- 'La Chiqui' during the 1980 Dominican Republic Embassy siege in Bogotá
- Nicknames: La Chiqui; Norma;
- Born: 1953
- Died: March/April 1981 (aged 27–28)
- Allegiance: 19th of April Movement
- Actions: 1980 Dominican Republic Embassy siege in Bogotá

= Carmenza Cardona Londoño =

Colombian guerrilla fighter

Carmenza Cardona Londoño aka La Chiqui (1953 – March/April, 1981) was a Colombian guerrilla fighter with the M-19.

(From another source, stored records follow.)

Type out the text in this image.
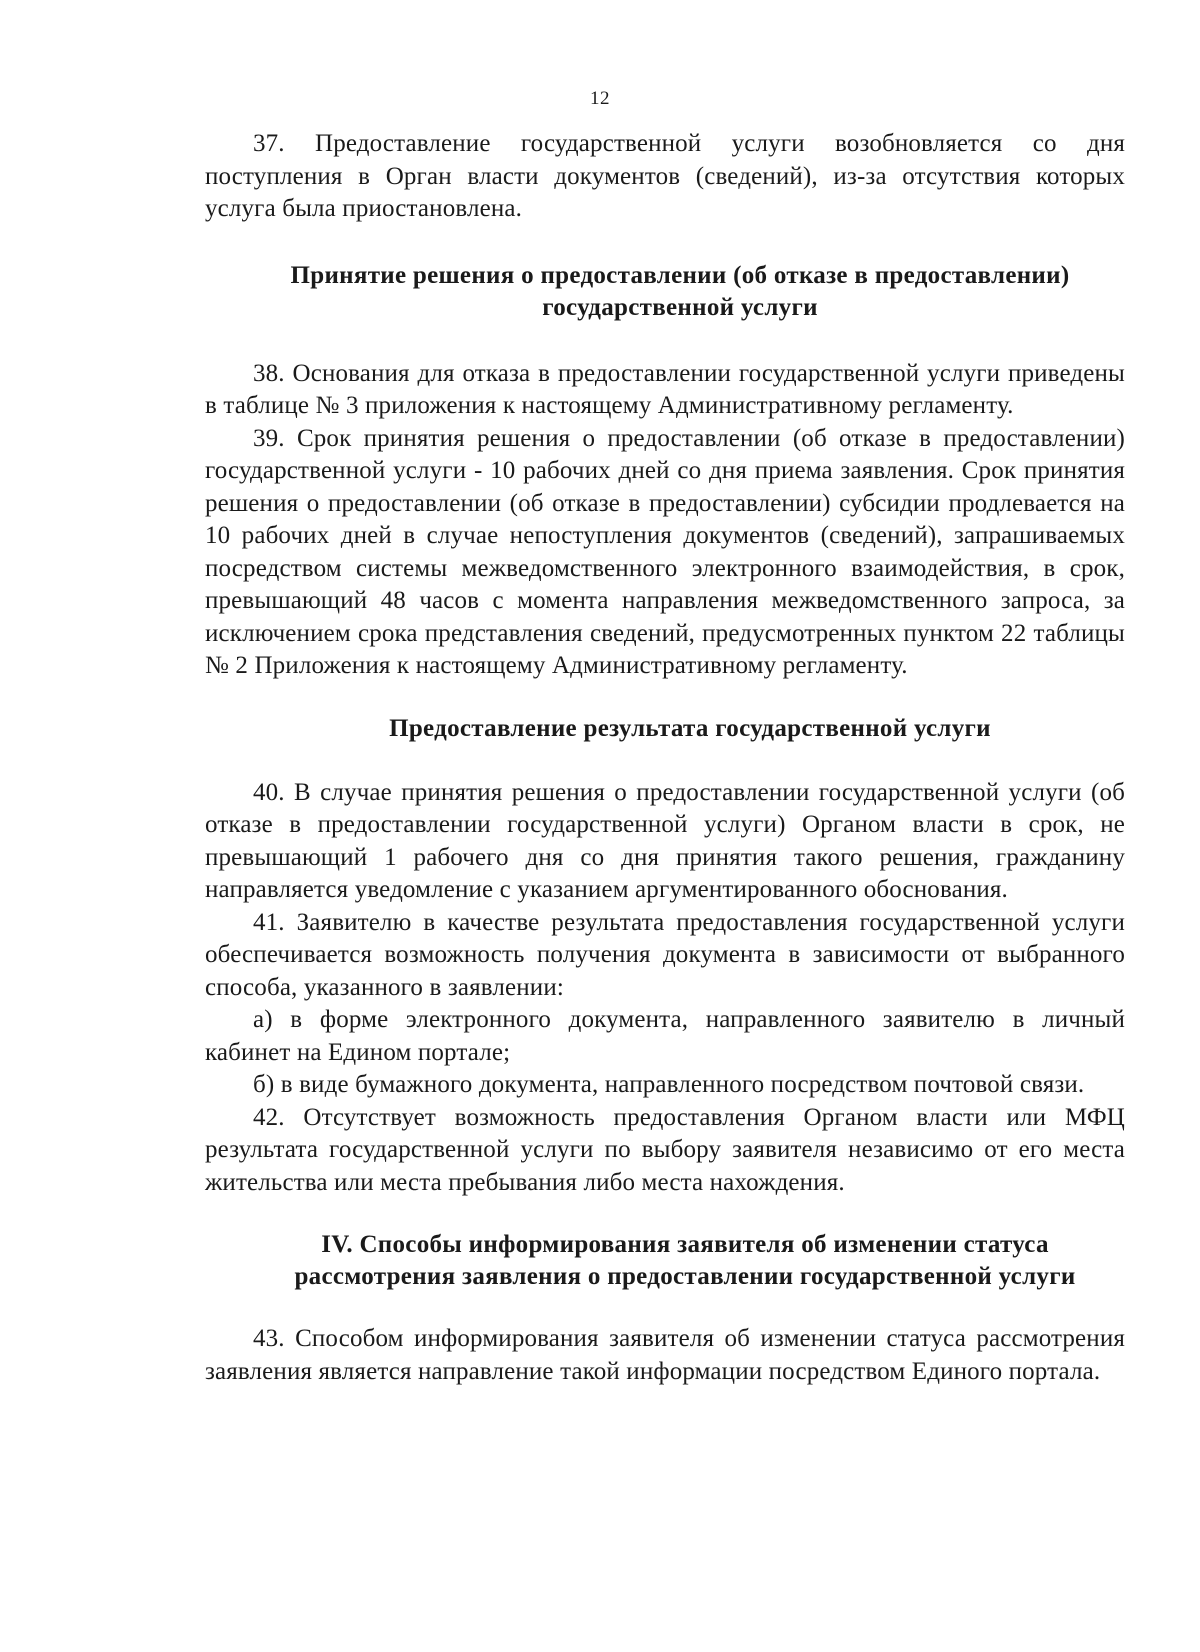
12

37. Предоставление государственной услуги возобновляется со дня поступления в Орган власти документов (сведений), из-за отсутствия которых услуга была приостановлена.

Принятие решения о предоставлении (об отказе в предоставлении) государственной услуги

38. Основания для отказа в предоставлении государственной услуги приведены в таблице № 3 приложения к настоящему Административному регламенту.

39. Срок принятия решения о предоставлении (об отказе в предоставлении) государственной услуги - 10 рабочих дней со дня приема заявления. Срок принятия решения о предоставлении (об отказе в предоставлении) субсидии продлевается на 10 рабочих дней в случае непоступления документов (сведений), запрашиваемых посредством системы межведомственного электронного взаимодействия, в срок, превышающий 48 часов с момента направления межведомственного запроса, за исключением срока представления сведений, предусмотренных пунктом 22 таблицы № 2 Приложения к настоящему Административному регламенту.

Предоставление результата государственной услуги

40. В случае принятия решения о предоставлении государственной услуги (об отказе в предоставлении государственной услуги) Органом власти в срок, не превышающий 1 рабочего дня со дня принятия такого решения, гражданину направляется уведомление с указанием аргументированного обоснования.

41. Заявителю в качестве результата предоставления государственной услуги обеспечивается возможность получения документа в зависимости от выбранного способа, указанного в заявлении:

а) в форме электронного документа, направленного заявителю в личный кабинет на Едином портале;

б) в виде бумажного документа, направленного посредством почтовой связи.

42. Отсутствует возможность предоставления Органом власти или МФЦ результата государственной услуги по выбору заявителя независимо от его места жительства или места пребывания либо места нахождения.

IV. Способы информирования заявителя об изменении статуса рассмотрения заявления о предоставлении государственной услуги

43. Способом информирования заявителя об изменении статуса рассмотрения заявления является направление такой информации посредством Единого портала.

== Siege of the Dominican Embassy ==

She participated in the 1980 Dominican Republic Embassy siege in Bogotá, as second in command, under the alias 'Norma'. She took part in early discussions with the Colombian Government along with one of the hostages, Mexican Ambassador Ricardo Galan.

==Death==
There are conflicting reports about Londoño's death. Some newspapers at the time list her as a POW handed over to the Colombian Army by Ecuadorian authorities in March 1981, after clashes near the town of Mocoa, in which case she would have died as a prisoner of the Colombian Army. Other news sources say she was killed in combat against the Army in Colombia's Pacific coast region of Chocó in April 1981.